Publishing with flap books
Manila file folders are the darling of both teachers and homeschool moms, who love to turn these ordinary, commonplace office staples into all sorts of fun projects.
Let’s look at two ways you can use manila folders to help your children publish their writing!
1. Reveal Parts of a Story
Try showcasing your children’s writing projects in a lapbook-style flap book. Flap books work especially well when a child wants to reveal one part of the story at a time or hide a surprise ending. They’re simple and fun, and even the least crafty among your kids will enjoy producing a final draft like one of these!
A younger child’s short story can be displayed in a flap book that contains one numbered flap or mini book for every sentence in the story.

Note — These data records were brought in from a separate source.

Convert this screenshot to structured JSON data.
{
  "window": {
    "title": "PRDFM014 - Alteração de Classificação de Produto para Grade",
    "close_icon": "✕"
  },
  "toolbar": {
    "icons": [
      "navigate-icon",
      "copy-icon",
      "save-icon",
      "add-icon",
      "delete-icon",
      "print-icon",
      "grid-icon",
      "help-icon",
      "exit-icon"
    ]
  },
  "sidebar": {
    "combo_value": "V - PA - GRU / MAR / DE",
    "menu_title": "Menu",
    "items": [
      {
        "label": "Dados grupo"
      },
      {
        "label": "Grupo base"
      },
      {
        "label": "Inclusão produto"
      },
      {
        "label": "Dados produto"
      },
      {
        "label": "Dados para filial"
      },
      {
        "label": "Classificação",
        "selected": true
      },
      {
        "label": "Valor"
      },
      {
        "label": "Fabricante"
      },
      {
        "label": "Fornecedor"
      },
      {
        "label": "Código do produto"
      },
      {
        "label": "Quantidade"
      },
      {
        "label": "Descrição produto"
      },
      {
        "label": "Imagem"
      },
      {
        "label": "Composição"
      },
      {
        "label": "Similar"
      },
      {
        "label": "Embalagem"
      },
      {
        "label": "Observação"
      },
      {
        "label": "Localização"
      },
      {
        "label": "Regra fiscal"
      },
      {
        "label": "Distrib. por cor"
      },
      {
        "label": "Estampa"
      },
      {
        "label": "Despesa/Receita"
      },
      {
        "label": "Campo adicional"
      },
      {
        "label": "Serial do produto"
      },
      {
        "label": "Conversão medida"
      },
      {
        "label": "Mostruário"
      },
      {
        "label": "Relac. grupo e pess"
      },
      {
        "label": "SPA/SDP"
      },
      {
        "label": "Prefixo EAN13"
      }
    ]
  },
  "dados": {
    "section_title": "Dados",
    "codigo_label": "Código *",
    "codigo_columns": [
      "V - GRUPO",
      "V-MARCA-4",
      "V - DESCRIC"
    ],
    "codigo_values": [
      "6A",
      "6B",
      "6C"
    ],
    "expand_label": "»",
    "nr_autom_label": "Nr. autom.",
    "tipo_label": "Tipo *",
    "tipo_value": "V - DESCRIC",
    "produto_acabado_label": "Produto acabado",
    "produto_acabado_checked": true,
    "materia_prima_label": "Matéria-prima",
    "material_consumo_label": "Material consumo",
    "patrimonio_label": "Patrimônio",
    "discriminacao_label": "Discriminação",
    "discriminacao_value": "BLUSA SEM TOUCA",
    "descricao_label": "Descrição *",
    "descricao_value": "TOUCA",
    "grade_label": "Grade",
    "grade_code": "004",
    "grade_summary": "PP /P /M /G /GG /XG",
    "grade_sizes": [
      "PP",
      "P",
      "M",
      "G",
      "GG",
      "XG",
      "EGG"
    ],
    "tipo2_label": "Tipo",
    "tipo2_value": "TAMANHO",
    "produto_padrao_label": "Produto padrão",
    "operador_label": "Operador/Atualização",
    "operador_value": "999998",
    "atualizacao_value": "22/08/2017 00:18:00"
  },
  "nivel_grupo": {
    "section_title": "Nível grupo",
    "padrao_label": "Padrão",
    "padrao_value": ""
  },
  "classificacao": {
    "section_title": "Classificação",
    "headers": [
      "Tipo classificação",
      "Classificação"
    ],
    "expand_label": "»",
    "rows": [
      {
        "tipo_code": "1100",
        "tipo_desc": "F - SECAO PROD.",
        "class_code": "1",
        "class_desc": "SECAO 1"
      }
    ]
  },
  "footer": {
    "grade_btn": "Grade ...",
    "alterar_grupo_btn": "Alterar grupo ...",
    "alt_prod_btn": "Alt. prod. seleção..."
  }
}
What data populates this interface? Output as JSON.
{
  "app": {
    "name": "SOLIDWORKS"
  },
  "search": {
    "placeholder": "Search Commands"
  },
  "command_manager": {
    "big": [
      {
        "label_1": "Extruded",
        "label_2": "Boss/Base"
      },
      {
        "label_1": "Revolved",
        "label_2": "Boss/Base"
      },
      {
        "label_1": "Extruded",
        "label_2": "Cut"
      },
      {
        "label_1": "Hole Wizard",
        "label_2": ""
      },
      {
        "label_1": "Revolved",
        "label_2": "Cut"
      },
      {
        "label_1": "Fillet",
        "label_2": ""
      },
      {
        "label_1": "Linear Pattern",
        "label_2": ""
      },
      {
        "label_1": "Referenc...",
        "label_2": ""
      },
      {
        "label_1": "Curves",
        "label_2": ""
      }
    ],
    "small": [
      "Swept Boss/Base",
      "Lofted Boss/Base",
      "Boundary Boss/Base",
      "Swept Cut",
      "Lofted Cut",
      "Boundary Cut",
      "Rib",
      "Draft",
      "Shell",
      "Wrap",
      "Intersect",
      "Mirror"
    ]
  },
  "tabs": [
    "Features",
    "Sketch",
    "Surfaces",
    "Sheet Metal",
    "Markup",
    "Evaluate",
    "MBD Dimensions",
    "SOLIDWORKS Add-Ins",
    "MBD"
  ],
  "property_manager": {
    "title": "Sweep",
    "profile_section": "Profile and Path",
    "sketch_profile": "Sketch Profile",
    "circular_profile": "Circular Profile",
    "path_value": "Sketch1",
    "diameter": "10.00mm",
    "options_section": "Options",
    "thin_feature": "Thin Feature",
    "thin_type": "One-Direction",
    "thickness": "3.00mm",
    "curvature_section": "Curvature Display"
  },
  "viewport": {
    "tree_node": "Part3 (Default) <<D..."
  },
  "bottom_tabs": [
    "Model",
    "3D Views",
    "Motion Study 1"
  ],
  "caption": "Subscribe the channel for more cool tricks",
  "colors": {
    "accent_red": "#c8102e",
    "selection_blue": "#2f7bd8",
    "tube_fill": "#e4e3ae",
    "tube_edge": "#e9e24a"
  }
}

Depending on the child’s level of interest, you could cut the flaps from brightly colored scrapbooking or construction paper, and then affix the sentence strips to the colored paper.
Lift-the-Flaps: Beginning, Middle, and End
This flap book is perfect for revealing the beginning, middle, and end of a story.
Cut the front cover of a file folder horizontally to form two or three flaps.
Then cut the story into strips and glue the strips into the file folder under the corresponding flaps. If the story is longer than one page, simply staple additional (uncut) pages onto the back cover of the file folder.
Your child may also enjoy gluing special clip art, magazine pictures, or a small map on the inside of each flap.
2. Showcase a Report or Narrative
Open up a manila folder and fold the edges into the center to make a different type of flap book. Your student can publish a nonfiction report by stapling it in the center and adding photos, illustrations, charts, maps, tables, or graphs to the two outside flaps.
Your child could also use this idea to publish a narrative, using photos or drawings that illustrate parts of the story.
How do you use manila file folders to display your children’s writing assignments?